The Copenhagen Interpretation has it the other way.  In this case, all possibilities exist before you (to varying probabilities), but once a selection has been made, all other choices are obliterated.  Reality becomes a series of successive obliterations of potential realities.  Just like middle age!

It's immediately arguable that since these are all statistical functions, they do not necessarily apply to an individual case (i.e. to your choice of A or B) but instead describe the system of such events.  In the same way, an equation might describe how oxygen molecules (O2) are dispersed in a room, but it doesn't predict in reality where each molecule is. 

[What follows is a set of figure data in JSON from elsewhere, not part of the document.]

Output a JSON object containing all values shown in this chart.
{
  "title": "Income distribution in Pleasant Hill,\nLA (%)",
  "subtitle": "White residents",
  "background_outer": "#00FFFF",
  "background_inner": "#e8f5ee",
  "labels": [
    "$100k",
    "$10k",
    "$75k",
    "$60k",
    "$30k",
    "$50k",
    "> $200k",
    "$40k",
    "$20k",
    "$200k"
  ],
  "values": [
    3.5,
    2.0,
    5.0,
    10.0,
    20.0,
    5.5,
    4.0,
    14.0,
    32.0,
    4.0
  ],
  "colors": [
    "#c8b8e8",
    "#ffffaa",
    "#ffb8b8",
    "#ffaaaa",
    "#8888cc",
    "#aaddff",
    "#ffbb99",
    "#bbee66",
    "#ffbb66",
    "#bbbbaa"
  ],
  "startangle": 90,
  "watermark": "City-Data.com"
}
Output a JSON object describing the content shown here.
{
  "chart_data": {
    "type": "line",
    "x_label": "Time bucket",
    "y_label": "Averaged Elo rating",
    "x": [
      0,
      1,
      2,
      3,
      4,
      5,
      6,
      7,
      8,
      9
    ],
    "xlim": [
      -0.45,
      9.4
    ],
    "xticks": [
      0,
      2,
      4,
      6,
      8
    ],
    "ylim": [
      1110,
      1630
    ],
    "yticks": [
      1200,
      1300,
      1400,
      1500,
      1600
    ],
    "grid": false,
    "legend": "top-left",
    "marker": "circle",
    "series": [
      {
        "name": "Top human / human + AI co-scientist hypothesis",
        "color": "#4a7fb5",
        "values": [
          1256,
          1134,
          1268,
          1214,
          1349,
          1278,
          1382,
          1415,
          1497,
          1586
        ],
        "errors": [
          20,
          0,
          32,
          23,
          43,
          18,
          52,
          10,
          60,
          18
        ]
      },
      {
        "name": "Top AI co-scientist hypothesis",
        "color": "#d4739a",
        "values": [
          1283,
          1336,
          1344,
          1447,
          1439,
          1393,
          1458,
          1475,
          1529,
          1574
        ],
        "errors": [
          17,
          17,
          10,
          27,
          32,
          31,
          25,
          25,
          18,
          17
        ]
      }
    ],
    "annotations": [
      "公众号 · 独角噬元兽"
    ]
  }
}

The point, for Lost, is that by having Desmond, Charlie, Jack, et al become aware of this other universe (e.g. Desmond's flash of Charlie drowning in the car) they are not jumping to the other universe, but in fact obliterating the one they are in, in favor of the other (Copenhagen interpretation.)  This makes Locke/Smoke Monster's desire to leave the island, and the feared consequences ("everything will cease to be") more accurate.  Locke isn't just changing universes, he is causing that one to obliterate.